I've been reading Johnson & Kwak's Thirteen Bankers, and just saw a quote from Alan Greenspan that epitomizes a lot.
The Fed had been reviewing whether subprime mortgage lending should be more highly regulated. A 2000 Treasury-HUD report had found evidence of abusive "predatory lending" practices. A brief side-note here: the law and economics movement has at times debunked, or at least seriously questioned, theories that sound a bit like this. Predatory pricing, for example, has been challenged as a realistic business strategy in most circumstances where it is alleged (e.g., by rivals who can't match someone's low price). But "predatory lending" makes easy, obvious, and straightforward economic sense as a business strategy, so long as home values keep rising. You lend to a sucker who can't keep paying once the cushy early period ends, then you kick him out and have a chance of getting the home for below-value in the foreclosure sale. (Plausible even though the sale is public, since real estate markets can be thin, and sales can be under-publicized. Plus, you still break even if someone else assumes the full mortgage liability.)
Securitization presumably changes the story to one in which the original lender is merely indifferent to whether the borrower defaults, rather than welcoming it. Once the loan economics have been transferred to a big collective pool, it's other people's problem. Subprime lenders simply wanted to make as many loans as possible for the transaction fees. And downstream players were notoriously assuming that real estate prices would keep on rising forever, thus keeping borrower default a non-problem.
Then-Fed governor the late Ned Gramlich urged that the Fed step in to regulate subprime mortgages more. The banks that were making millions from the scam screamed bloody murder. And of course Greenspan backed them, barring any regulatory change. But what I found especially notable was the following Greenspan statement:
"Where once more marginal applicants would simply have been denied credit, lenders are now able to quite efficiently judge the risk posed by individual applicants and price that risk appropriately. These improvements have led to rapid growth in subprime mortgage lending," etc. (from Johnson-Kwak, p. 143.)
What's wonderful about this statement is not just the fact that it was untrue (at least, if one interprets it as asserting that the lenders actually were risk-pricing appropriately, not just that they were "able" to do so if they wanted). Nor is it just the fact that inside players at the time knew it was untrue. (They were counting on real estate prices to keep rising, and at least implicitly on a bailout if things turned ugly, NOT on appropriate pricing of credit risks.)
No, what's wonderful about it is that Greenspan asserted it in the complete absence of any supporting evidence. He believed it because that is his theoretical view on how the economy operates.

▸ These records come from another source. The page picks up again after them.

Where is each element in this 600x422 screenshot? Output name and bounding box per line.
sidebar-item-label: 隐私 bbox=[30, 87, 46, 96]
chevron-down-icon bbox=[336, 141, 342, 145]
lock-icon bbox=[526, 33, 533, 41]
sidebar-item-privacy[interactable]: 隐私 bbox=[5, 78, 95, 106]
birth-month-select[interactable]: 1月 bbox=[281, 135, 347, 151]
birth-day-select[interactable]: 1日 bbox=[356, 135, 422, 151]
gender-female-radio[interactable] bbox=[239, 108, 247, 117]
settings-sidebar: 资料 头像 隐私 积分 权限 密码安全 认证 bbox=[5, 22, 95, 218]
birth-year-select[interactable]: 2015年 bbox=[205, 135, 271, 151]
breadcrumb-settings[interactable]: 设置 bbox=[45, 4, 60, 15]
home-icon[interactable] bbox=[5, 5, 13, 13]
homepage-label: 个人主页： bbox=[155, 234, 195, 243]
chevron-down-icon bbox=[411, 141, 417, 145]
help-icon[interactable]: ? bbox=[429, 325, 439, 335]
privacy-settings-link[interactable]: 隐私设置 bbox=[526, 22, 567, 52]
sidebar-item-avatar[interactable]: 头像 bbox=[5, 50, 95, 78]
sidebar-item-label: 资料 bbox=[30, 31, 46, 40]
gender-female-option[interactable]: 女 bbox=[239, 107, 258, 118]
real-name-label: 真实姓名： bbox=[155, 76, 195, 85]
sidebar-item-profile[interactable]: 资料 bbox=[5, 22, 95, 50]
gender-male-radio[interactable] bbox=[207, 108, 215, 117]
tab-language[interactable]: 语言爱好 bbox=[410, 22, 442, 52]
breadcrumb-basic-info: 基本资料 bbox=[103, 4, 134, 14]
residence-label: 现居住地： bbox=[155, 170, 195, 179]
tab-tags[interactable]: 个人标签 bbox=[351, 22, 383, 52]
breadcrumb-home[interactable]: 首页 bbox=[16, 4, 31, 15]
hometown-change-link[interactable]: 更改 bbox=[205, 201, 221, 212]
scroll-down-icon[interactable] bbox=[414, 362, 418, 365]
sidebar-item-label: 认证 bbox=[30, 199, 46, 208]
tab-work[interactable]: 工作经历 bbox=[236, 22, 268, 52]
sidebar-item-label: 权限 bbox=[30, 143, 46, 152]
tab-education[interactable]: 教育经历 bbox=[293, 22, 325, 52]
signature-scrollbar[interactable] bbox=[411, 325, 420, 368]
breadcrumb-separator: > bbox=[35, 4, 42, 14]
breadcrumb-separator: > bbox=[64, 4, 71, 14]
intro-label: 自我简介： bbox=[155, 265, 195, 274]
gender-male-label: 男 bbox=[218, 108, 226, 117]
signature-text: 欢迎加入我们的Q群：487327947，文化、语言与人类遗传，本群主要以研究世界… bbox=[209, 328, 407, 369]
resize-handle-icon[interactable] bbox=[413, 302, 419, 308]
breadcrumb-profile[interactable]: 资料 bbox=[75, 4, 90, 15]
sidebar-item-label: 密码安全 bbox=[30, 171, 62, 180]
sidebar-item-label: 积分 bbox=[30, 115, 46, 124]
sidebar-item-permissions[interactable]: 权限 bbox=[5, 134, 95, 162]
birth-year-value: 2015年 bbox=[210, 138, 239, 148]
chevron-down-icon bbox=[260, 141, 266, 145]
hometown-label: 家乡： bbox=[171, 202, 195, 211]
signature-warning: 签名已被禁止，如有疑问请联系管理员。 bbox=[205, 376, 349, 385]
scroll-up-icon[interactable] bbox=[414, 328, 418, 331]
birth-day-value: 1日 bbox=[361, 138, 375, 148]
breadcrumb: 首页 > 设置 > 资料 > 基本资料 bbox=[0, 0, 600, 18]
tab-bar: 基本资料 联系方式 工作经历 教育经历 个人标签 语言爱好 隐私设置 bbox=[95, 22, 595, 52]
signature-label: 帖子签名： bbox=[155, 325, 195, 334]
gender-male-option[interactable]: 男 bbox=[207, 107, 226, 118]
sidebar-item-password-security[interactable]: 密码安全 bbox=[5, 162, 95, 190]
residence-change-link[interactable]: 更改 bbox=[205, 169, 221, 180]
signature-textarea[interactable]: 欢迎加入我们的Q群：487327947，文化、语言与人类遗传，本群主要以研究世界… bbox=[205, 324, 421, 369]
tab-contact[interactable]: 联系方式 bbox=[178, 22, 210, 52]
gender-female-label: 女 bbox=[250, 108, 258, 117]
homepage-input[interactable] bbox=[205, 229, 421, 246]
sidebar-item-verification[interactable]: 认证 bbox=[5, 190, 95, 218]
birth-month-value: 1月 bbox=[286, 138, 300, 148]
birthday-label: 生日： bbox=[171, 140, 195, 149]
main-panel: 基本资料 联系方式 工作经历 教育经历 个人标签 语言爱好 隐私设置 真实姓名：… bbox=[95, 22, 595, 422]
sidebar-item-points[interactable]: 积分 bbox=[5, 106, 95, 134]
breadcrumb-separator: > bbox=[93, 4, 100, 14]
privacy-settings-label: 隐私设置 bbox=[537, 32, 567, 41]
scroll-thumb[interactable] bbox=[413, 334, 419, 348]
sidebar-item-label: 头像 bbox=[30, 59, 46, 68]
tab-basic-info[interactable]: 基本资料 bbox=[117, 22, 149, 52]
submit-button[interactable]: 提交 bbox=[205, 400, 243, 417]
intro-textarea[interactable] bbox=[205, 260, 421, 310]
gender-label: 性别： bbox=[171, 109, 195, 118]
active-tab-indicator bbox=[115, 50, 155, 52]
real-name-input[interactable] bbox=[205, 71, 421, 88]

He didn't need no stinkin' evidence, it just had to be true.
And this notwithstanding the fact that one didn't need a theory of individual-level irrationality for it to be false - everyone could be acting rationally pursuant to their actual incentives and it could potentially be false. To believe what he did, you need a crude and ignorant set of assumptions about how collective market institutions always get it right - no matter what incentives individuals actually have. He truly was (and still is) our era's supreme Mister Magoo.
When you combine Greenspan's anti-regulatory record with his serially bubble-priming monetary policy and the crucial political role he played in 2001 in helping President Bush to destroy U.S. budget surpluses and put us firmly on the road to long-term default, Greenspan is pretty clearly #1 in U.S. history in a singular sense. He has done more lifetime harm to our economy than any other U.S. public official who has ever lived. (Indeed, among all individuals who have ever lived, I would think that only those who waged war on the U.S. could otherwise compete with him in this regard.)
To be fair, lots of other people share in the blame for recent economic and regulatory policy (and they come from both political parties). Plus, one has to think about 1929. But while there the overall harm may have been greater (at least, scaled to contemporary population and the size of the economy), no one individual from that era is entitled to claim nearly as high a share of the blame - e.g., certainly not the unlucky if inadequate Hoover.
UPDATE: Re-reading this post a couple of hours later, while I'm still comfortable with what it says about Greenspan, the theory of history it evinces could be criticized as too much of a "great man" (or in this case "bad man") theory. There were broader social and ideological forces behind what Greenspan did that made his policies, if not quite inevitable, at least (a) far more rewarding to him than any alternative set of policies he could have followed and (b) highly likely to be followed no matter who held his position. But that doesn't make individual responsibility either wholly irrelevant or meaningless.